Ignored low-priority alerts fuel real enterprise breaches
Intezer has published new research that links a meaningful share of confirmed security incidents to alerts that many enterprise security operations centres treat as low priority.
The company analysed more than 25 million security alerts across live enterprise environments. It said nearly 1% of confirmed incidents originated from alerts that security tools initially labelled as low-severity or informational. The proportion rose to almost 2% for endpoint-related alerts.
Intezer said a typical enterprise generates hundreds of thousands of alerts each year. It estimated that the pattern in its dataset equated to about 50 real threats and potential cyber breaches per organisation per year that may not receive investigation when teams deprioritise low-severity signals.
"Security teams have normalized the idea that some risk must be accepted because it is impossible to investigate everything," said Itai Tevet, CEO and Co-Founder, Intezer. "Our research shows that this acceptance is increasingly misaligned with how modern attacks unfold. When genuine threats consistently emerge from alerts we have trained ourselves to ignore, the definition of acceptable risk needs to be reexamined."
Alert triage
The findings focus on the gap between alert volume and the capacity of security teams to review activity. Intezer framed low-severity and informational alerts as a common casualty of triage when volumes rise faster than staffing and processes.
The dataset included alerts across endpoint, cloud, identity, network and phishing telemetry. Intezer said the results showed threats that surfaced from signals commonly treated as acceptable risk, rather than as evidence demanding follow-up.
The company positioned its research around changing attacker behaviour. It said modern intrusions often rely on quiet techniques and incremental access, rather than single noisy events. That approach can reduce the chance that one high-severity alert triggers an immediate investigation.
Endpoint findings
Intezer reported that more than half of all endpoint alerts in the dataset were not automatically mitigated by the endpoint protection product in place. It said almost 9% of those non-mitigated alerts were confirmed as malicious.
It also reported discrepancies between what endpoint security tools recorded and what forensic checks observed. Intezer said 1.6% of alerts that underwent live forensic endpoint scanning showed active compromise even though tools indicated mitigation.
Intezer said its endpoint work included a large number of forensic investigations, including live memory scans. It described this as part of a broader approach that correlated alerts with forensic evidence across a wide set of enterprise telemetry sources.
Cloud and identity
In cloud environments, Intezer said alerts skewed towards defence evasion and persistence techniques. It linked this pattern to attackers seeking long-term access and the abuse of legitimate services. It contrasted that with activity associated with immediate disruption.
For identity telemetry, Intezer said alert volumes were high and signal quality was often low. It reported that location anomalies and impossible travel alerts were rarely malicious.
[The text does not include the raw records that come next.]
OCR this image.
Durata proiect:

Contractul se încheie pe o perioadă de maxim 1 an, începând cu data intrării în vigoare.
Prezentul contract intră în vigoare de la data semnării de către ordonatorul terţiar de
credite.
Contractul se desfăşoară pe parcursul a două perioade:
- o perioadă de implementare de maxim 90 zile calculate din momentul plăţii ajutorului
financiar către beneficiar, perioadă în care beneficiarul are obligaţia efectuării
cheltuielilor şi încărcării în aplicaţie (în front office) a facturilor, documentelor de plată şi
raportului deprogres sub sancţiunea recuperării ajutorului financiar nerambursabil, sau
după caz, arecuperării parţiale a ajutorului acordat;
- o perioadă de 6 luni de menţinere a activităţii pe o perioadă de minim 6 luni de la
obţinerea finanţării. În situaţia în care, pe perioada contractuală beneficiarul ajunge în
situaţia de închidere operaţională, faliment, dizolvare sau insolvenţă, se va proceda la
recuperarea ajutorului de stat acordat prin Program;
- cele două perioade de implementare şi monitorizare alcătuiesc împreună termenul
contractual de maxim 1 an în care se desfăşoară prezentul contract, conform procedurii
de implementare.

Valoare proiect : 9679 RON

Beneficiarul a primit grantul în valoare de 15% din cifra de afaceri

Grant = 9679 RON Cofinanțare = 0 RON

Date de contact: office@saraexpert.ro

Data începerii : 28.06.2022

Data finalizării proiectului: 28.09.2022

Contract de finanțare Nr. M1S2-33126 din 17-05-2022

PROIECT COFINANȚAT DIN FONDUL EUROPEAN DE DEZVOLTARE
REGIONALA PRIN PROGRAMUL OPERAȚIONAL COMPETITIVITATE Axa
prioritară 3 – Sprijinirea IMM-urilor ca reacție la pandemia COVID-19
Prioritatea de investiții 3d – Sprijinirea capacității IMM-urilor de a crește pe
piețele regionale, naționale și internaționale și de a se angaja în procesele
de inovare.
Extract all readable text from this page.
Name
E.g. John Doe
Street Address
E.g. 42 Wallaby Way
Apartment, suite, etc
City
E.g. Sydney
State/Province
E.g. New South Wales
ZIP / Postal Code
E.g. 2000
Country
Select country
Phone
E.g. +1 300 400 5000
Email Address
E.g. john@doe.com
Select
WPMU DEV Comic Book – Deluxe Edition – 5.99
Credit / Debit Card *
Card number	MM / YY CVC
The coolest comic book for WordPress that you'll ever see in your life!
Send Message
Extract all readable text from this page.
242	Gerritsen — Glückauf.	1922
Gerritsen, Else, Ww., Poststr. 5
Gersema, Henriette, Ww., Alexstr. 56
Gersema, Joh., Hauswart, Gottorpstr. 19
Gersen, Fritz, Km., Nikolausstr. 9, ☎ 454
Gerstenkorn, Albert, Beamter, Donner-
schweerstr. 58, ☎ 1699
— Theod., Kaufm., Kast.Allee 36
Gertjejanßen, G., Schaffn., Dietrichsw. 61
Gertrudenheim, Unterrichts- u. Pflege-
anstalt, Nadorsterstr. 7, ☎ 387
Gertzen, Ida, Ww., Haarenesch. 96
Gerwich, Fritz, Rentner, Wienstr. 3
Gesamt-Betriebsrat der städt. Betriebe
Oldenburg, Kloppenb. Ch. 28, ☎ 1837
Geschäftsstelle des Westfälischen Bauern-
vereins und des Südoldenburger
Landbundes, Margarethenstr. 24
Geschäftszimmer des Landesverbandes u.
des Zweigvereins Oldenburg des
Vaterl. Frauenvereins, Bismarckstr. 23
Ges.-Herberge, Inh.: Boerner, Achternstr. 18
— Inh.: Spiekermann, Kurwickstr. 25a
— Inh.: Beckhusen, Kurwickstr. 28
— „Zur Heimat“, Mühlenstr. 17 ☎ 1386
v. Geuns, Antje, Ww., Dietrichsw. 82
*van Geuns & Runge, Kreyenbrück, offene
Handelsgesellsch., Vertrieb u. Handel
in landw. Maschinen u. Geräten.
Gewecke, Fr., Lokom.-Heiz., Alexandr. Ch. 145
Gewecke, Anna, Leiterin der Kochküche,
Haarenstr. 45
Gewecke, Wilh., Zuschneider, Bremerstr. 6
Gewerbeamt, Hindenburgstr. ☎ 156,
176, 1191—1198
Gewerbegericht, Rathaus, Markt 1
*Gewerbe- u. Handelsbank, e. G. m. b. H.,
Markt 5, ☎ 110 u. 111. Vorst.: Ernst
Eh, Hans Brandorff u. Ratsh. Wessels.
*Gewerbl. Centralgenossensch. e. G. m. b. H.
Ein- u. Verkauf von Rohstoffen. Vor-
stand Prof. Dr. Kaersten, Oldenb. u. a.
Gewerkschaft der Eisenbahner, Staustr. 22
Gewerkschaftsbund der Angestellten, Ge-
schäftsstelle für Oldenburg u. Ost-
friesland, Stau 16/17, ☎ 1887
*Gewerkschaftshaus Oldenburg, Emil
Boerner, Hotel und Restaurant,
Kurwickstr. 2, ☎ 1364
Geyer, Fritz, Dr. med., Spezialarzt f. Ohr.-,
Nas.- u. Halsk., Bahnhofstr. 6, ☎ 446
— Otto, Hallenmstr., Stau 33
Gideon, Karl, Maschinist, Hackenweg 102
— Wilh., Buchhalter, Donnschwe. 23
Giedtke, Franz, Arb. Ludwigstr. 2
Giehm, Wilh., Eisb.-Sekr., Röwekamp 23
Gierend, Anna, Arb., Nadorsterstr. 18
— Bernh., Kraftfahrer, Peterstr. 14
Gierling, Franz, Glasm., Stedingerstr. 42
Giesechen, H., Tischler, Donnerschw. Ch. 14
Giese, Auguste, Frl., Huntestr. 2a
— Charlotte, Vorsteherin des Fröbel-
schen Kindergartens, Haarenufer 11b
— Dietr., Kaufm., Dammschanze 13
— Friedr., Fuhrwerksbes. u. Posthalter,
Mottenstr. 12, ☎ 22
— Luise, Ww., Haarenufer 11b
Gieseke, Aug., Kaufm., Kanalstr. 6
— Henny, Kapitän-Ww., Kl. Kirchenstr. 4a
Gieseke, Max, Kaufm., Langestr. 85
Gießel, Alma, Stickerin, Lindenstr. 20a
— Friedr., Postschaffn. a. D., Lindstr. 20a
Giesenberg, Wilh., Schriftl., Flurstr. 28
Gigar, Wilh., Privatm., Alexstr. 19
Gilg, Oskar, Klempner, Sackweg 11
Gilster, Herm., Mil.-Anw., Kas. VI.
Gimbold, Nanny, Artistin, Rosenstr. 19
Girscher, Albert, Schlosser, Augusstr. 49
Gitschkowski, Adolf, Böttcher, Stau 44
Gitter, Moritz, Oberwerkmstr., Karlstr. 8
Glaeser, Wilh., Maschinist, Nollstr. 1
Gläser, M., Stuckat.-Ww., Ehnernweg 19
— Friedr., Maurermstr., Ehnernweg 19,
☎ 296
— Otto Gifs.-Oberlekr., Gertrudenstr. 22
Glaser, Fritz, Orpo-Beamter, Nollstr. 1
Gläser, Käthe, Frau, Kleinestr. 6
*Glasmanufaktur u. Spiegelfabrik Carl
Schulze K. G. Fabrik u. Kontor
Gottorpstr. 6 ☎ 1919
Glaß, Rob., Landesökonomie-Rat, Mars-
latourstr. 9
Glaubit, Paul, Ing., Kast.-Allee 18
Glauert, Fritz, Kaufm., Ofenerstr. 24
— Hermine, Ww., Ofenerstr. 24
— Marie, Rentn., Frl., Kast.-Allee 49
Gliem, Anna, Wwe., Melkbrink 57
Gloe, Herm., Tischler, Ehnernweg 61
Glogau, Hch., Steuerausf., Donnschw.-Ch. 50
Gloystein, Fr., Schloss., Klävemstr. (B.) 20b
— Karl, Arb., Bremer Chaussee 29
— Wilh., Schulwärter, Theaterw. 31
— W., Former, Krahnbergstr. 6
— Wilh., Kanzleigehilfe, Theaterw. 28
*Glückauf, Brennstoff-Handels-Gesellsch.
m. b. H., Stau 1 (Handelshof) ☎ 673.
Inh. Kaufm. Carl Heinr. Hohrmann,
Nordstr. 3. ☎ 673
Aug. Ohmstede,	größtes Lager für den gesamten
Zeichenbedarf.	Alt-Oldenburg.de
It said only about 2% indicated real compromise.
Intezer attributed false positives in that category to VPN usage, mobile behaviour and overlap between security tools. It said these factors generated legitimate activity that still triggered detection rules.
Phishing shift
The research also described a shift in phishing tactics. Intezer reported that fewer than 6% of malicious phishing emails in its dataset contained attachments.
It said most relied on links, language and the abuse of legitimate services. It cited code sandboxes, cloud file sharing and CAPTCHA mechanisms as examples of services used for evasion.
The company said this style of phishing aligned with broader attacker preferences for low-friction methods that blend into normal user behaviour. It also said the shift created more dependence on browser activity and user interaction, rather than file-based controls alone.
Configuration gaps
Intezer said cloud misconfigurations remained common across the organisations it observed. It reported that most cloud posture findings involved legacy or default configurations, particularly in Amazon S3.
It listed missing encryption, weak access controls and a lack of logging as recurring issues. Intezer presented these as persistent weaknesses rather than short-lived deployment errors.
The research also pointed to continued reliance on perimeter-based assumptions inside corporate networks. Intezer said it observed widespread transmission of credentials and sensitive data over unencrypted internal protocols.
It said that behaviour suggested many organisations still treat internal networks as trusted zones. It contrasted that with zero-trust principles such as encryption in transit and continuous verification.
Scale claims
Intezer said its report drew on security activity observed across its global customer base during 2025. It said the research reviewed alerts associated with 10 million monitored endpoints and identities, 180 million analysed files and telemetry from 7 million IP addresses.
It also said the dataset included 3 million domains and URLs and more than 550,000 phishing emails. Intezer said the dataset covered activity across 206 countries and territories. It said it aggregated and anonymised findings.
Intezer said the findings raised questions for CISOs about current definitions of acceptable risk in alert handling. The company said deeper analysis was necessary for signals that teams historically deprioritised because of volume rather than assessed risk.
"Our research shows that this acceptance is increasingly misaligned with how modern attacks unfold," said Tevet.